A vintage 4x5´´class photo has been repeatedly enlarged, cropped, and re-photographed several times using a variety of cameras. The final images shown here reveal the effects of digitization from a large-pixel toy video camera and projection onto the television screen. The faces are at least ten degrees of separation from the originals, yet each retains recognizable features of a unique individual. Each print is overlaid with a hand-written alphanumeric code.



Kathy Lovas, book drop, 2010

During the month of October 2010 twenty-eight plaster books (one per day) were cast, photographed, and the pictures posted on Facebook for twenty-eight days leading up to the actual installation at Mountain View College, Dallas, TX. On October 31, 2010 the books were transported to MVC and placed in random locations along the beautiful creek that runs through the campus. Each was photographed again, its location recorded, and the pictures again posted on Facebook. On December 1, 2010 eleven of the original 28 books were retrieved from
MVC. Almost 2/3 of the books had disappeared completely. Most of the remaining books had been relocated and rearranged into new mini-installations. One book had been broken and put back together like a puzzle. Only a single book was still in its original location -
on the corner of a blue picnic bench. The preview, transit, and installation photos will remain on my Facebook photo archive as an online record of the work.

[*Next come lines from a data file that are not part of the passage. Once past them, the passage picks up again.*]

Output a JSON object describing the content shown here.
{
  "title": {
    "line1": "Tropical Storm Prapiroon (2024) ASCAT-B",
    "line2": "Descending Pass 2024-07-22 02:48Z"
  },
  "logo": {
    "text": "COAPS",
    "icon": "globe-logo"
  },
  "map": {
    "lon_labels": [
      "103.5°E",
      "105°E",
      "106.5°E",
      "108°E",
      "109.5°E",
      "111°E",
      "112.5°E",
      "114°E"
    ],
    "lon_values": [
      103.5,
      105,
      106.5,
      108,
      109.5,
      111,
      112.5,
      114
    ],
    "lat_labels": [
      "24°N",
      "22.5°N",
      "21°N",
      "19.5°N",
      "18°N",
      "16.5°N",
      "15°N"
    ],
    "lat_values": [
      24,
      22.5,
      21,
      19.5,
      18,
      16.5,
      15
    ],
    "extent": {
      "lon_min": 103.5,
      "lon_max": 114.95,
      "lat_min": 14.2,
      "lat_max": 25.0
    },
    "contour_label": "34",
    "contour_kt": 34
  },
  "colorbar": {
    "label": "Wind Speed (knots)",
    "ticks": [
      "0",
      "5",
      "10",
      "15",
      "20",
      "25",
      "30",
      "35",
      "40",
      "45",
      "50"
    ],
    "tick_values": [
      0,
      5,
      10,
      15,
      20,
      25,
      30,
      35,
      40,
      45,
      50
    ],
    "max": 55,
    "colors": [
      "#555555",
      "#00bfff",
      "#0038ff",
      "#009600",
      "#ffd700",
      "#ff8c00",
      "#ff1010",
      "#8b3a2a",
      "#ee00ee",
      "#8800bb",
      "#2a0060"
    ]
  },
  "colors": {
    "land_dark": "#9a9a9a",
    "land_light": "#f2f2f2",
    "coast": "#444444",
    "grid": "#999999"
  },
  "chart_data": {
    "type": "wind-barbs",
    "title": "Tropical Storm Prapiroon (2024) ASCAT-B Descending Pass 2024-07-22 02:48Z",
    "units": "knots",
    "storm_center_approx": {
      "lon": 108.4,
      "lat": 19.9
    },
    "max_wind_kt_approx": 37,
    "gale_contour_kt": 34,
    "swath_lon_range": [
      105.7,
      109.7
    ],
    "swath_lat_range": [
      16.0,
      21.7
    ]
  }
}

Kathy Lovas, COMPANY HOUSE, 2003

Company House is about my search for the house in which my father was born. The house was owned by a paper mill, for which my grandfather worked. Objects depicted in a group of family photographs enabled me to map the property and pinpoint the exact
location where the house had been. I am interested in the fact that the photographs functioned differently for me from their original purpose of documenting family life. The materials I have used in this series are both personal and symbolic; all relate to the house and mill. Like objects in photographs, these materials provide clues for the viewer to decipher and arrive at meaning.




Kathy Lovas, police blotter, 1990

Police Blotter is an artist’s book in which I have layered my Polaroid pinhole photographs with a variety of appropriated materials – newspaper crime reports, photocopied school photos, encyclopedia texts – to pose the questions: “Who will become a criminal?” and “Who will become a victim?”